Negativity towards bonds, particularly US Treasury bonds, seems to be peaking, lately. It seems that almost daily another journalist or investment expert recommends avoiding bonds as a component of your investment portfolio. For TSP investors, this means avoiding the F Fund, which represents the aggregate United States bond market, and is the only bond fund available in the TSP. What about the G Fund, you ask? While the G Funds return is based on that of U.S. treasury bonds, your investment in the fund is otherwise unlike a bond investment. Bonds bear the risk of loss. The G Fund does not. It’s like cash that pays a high rate of interest, not like a bond that might produce a positive or a negative return over any period shorter than its life.

The F Fund is designed to replicate the performance of the entire U.S. bond market, including corporate, U.S., state, municipal and agency debt instruments. The components of its return include the interest income received from the debtors and the changes in the market value of the bond – what the bond is worth on the secondary market if you were to sell it. The fund does not pay out the interest and both components are accumulated in the shares’ price each day. While the interest is always a positive amount, the change in market value can be either positive or negative. This means that the share price can go down if the loss in market value exceeds the interest income for the period being measured.

When most bonds are issued, the interest payment amount is fixed – not as a percentage, but as a dollar value. The yield produced by the bond is an after-the-fact calculation that converts the interest payments into a percentage of the price paid for the bond. Consider, for example a $1,000 bond issued with a $100 annual interest payment. The yield for this bond, if you pay $1,000 for it, will be 10 percent per year until the bond matures. But what happens if a year after you purchased the bond, market interest rates for similar bonds have risen to 12 percent and you want to sell your bond? Nobody wants to buy your bond for $1,000 with a 10 percent yield if they can buy another one just like it with a 12 percent yield. You’ll have to discount the price of your bond to make it attractive to a buyer. In fact, you’ll have to discount the price of your bond to $833.33 to make it competitive. At that price, the $100 interest payment will be 12 percent of the buyer’s investment in the bond. If you sold the bond after exactly 1 year, your investment will have lost money; $66.67 to be exact. The bond’s value declined by more than 16 percent, but the $100 interest income offset part of the loss.
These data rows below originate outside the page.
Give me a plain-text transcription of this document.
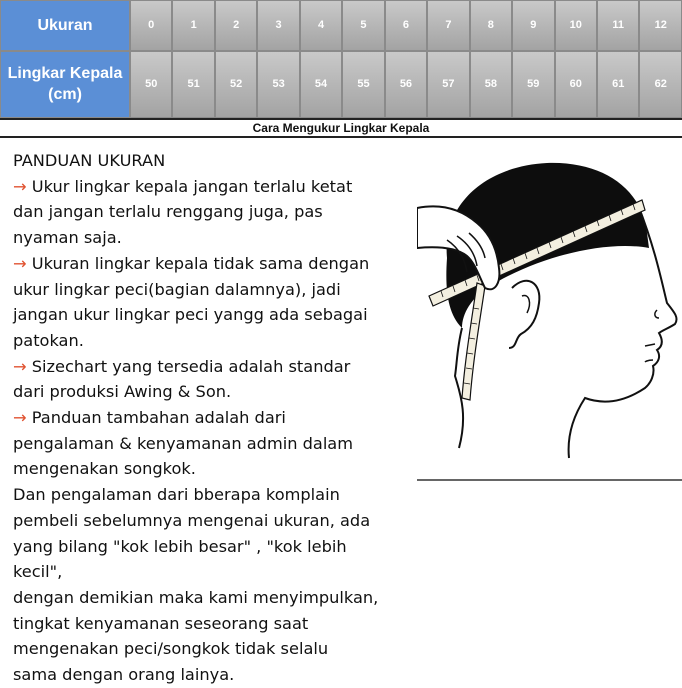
Ukuran	0	1	2	3	4	5	6	7	8	9	10	11	12
Lingkar Kepala
(cm)	50	51	52	53	54	55	56	57	58	59	60	61	62
Cara Mengukur Lingkar Kepala
PANDUAN UKURAN
→ Ukur lingkar kepala jangan terlalu ketat
dan jangan terlalu renggang juga, pas
nyaman saja.
→ Ukuran lingkar kepala tidak sama dengan
ukur lingkar peci(bagian dalamnya), jadi
jangan ukur lingkar peci yangg ada sebagai
patokan.
→ Sizechart yang tersedia adalah standar
dari produksi Awing & Son.
→ Panduan tambahan adalah dari
pengalaman & kenyamanan admin dalam
mengenakan songkok.
Dan pengalaman dari bberapa komplain
pembeli sebelumnya mengenai ukuran, ada
yang bilang "kok lebih besar" , "kok lebih
kecil",
dengan demikian maka kami menyimpulkan,
tingkat kenyamanan seseorang saat
mengenakan peci/songkok tidak selalu
sama dengan orang lainya.
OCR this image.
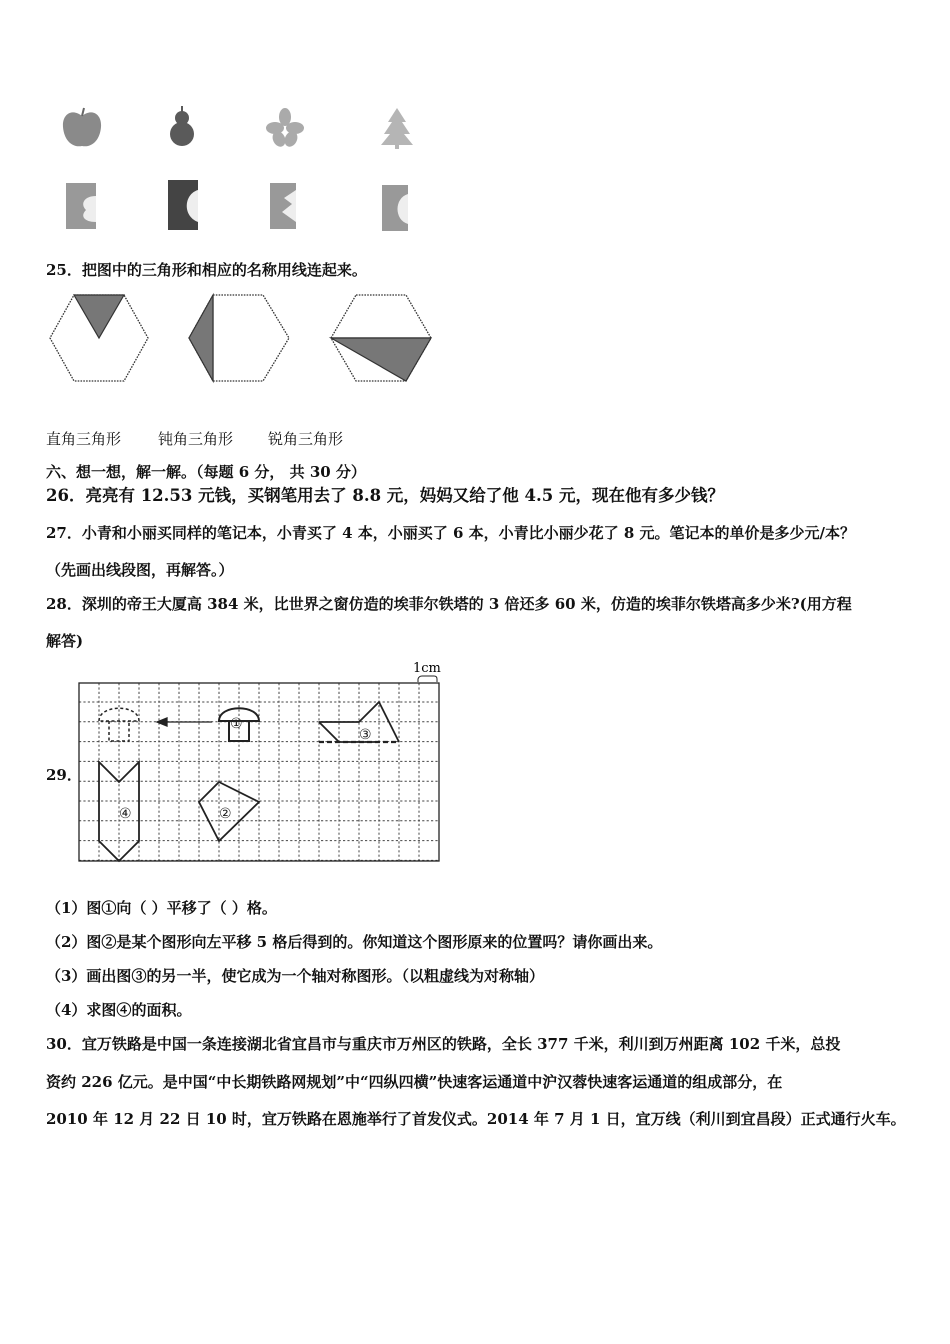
25．把图中的三角形和相应的名称用线连起来。
直角三角形 钝角三角形 锐角三角形
六、想一想，解一解。（每题 6 分， 共 30 分）
26．亮亮有 12.53 元钱，买钢笔用去了 8.8 元，妈妈又给了他 4.5 元，现在他有多少钱？
27．小青和小丽买同样的笔记本，小青买了 4 本，小丽买了 6 本，小青比小丽少花了 8 元。笔记本的单价是多少元/本？
（先画出线段图，再解答。）
28．深圳的帝王大厦高 384 米，比世界之窗仿造的埃菲尔铁塔的 3 倍还多 60 米，仿造的埃菲尔铁塔高多少米?(用方程
解答)
29．
1cm
①
③
④	②
（1）图①向（ ）平移了（ ）格。
（2）图②是某个图形向左平移 5 格后得到的。你知道这个图形原来的位置吗？请你画出来。
（3）画出图③的另一半，使它成为一个轴对称图形。（以粗虚线为对称轴）
（4）求图④的面积。
30．宜万铁路是中国一条连接湖北省宜昌市与重庆市万州区的铁路，全长 377 千米，利川到万州距离 102 千米，总投
资约 226 亿元。是中国“中长期铁路网规划”中“四纵四横”快速客运通道中沪汉蓉快速客运通道的组成部分，在
2010 年 12 月 22 日 10 时，宜万铁路在恩施举行了首发仪式。2014 年 7 月 1 日，宜万线（利川到宜昌段）正式通行火车。
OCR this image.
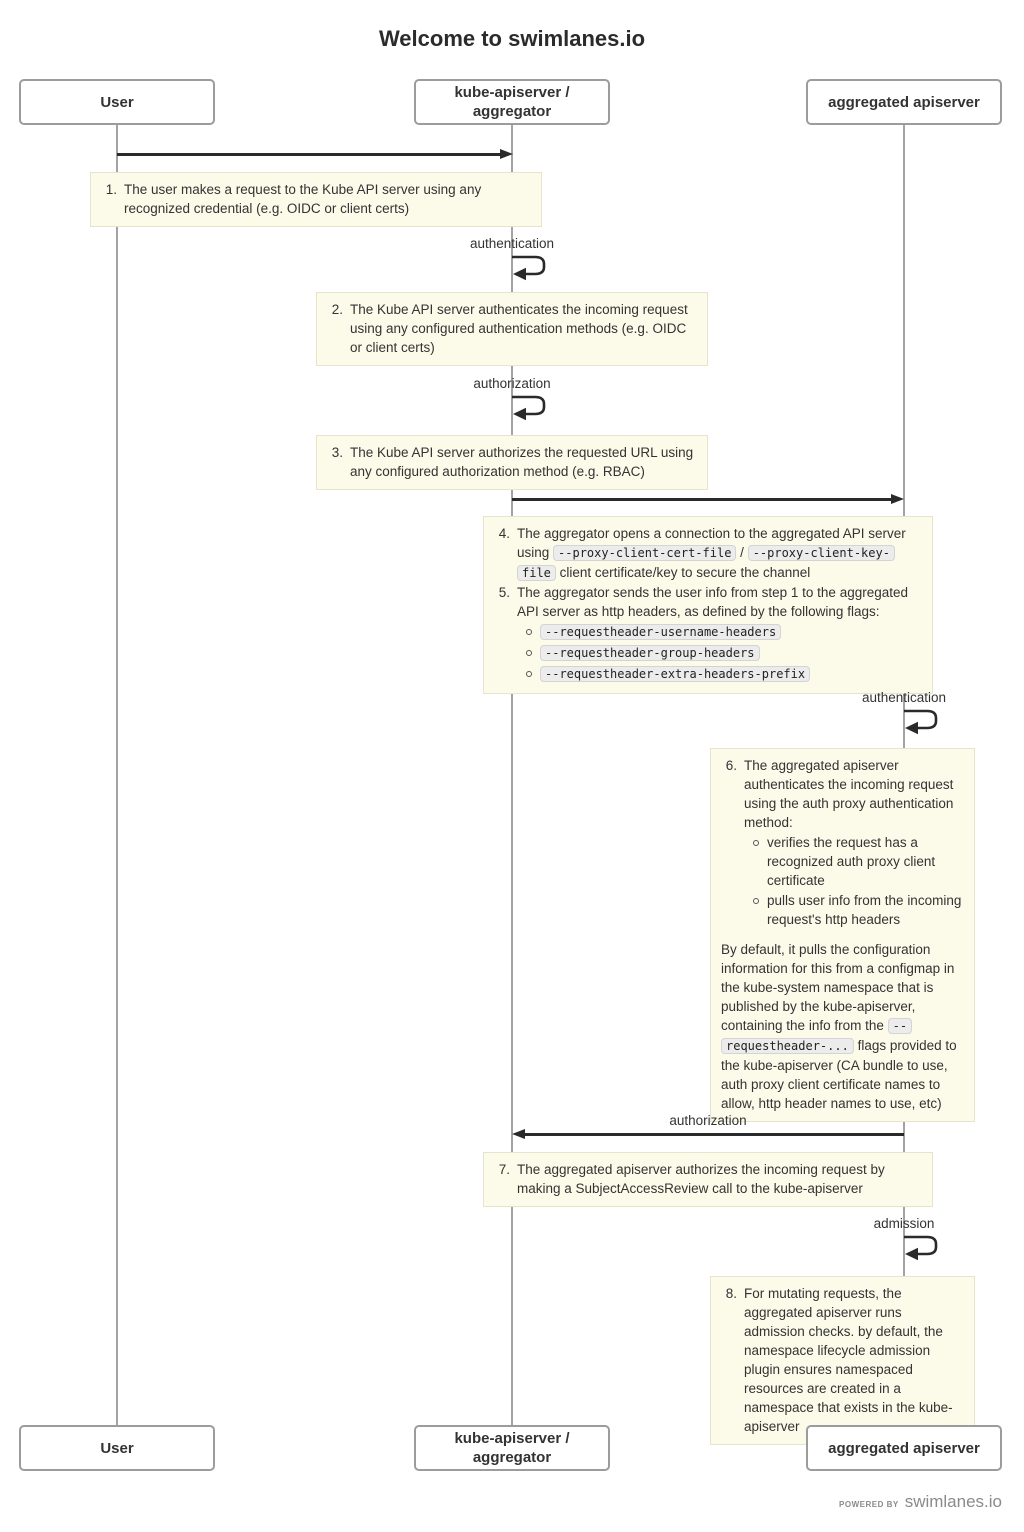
Welcome to swimlanes.io
User
kube-apiserver /
aggregator
aggregated apiserver
1. The user makes a request to the Kube API server using any recognized credential (e.g. OIDC or client certs)
authentication
2. The Kube API server authenticates the incoming request using any configured authentication methods (e.g. OIDC or client certs)
authorization
3. The Kube API server authorizes the requested URL using any configured authorization method (e.g. RBAC)
4. The aggregator opens a connection to the aggregated API server using --proxy-client-cert-file / --proxy-client-key-file client certificate/key to secure the channel
5. The aggregator sends the user info from step 1 to the aggregated API server as http headers, as defined by the following flags:
--requestheader-username-headers
--requestheader-group-headers
--requestheader-extra-headers-prefix
authentication
6. The aggregated apiserver authenticates the incoming request using the auth proxy authentication method:
verifies the request has a recognized auth proxy client certificate
pulls user info from the incoming request's http headers
By default, it pulls the configuration information for this from a configmap in the kube-system namespace that is published by the kube-apiserver, containing the info from the --requestheader-... flags provided to the kube-apiserver (CA bundle to use, auth proxy client certificate names to allow, http header names to use, etc)
authorization
7. The aggregated apiserver authorizes the incoming request by making a SubjectAccessReview call to the kube-apiserver
admission
8. For mutating requests, the aggregated apiserver runs admission checks. by default, the namespace lifecycle admission plugin ensures namespaced resources are created in a namespace that exists in the kube-apiserver
User
kube-apiserver /
aggregator
aggregated apiserver
POWERED BY swimlanes.io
These are the kinds of factors that go into calculating the F Fund’s daily share price. The
relationship of market interest rates to changes in a bond’s value, and to the share price of the F Fund, is connected to the recent warnings against holding bonds. Risking market interest rates are bad for bond values, and with today’s low interest rates, is there any way for interest rates to go in the future but up? This is sound logic and I agree that the most likely return for bonds going forward is negative. There is a reason to continue to hold the F Fund in your portfolio, however, even though it will probably lose money over the next few years. The reason is that you are also holding stocks – in the form of the C, S and or I Funds – or even elsewhere in your portfolio. Bond and stock values tend to be negatively correlated. That means that they often move in opposite directions at the same time. Your portfolio should always hold stocks and bonds together, so that each is always hedged by the other. This will help to smooth out the bumps, make your returns more predictable and, if done properly, significantly improve the odds of succeeding in achieving reasonable financial goals – like enjoying reliable retirement income.

The potential for losses in bonds pales in comparison to that for an unhedged stock portfolio. If the stock market continues to rise and interest rates rise along with it, the gains from your stock holdings should dominate, and more than offset the losses in your bond holdings. If the stock market crashes, however, which it has done the last two times it has reached new all-time highs, those bonds will likely jump in value, continue to pay interest, and reduce the magnitude of your loss. And, when it comes to investing for retirement income, avoiding the worst losses is more important that earning a little more during the good years.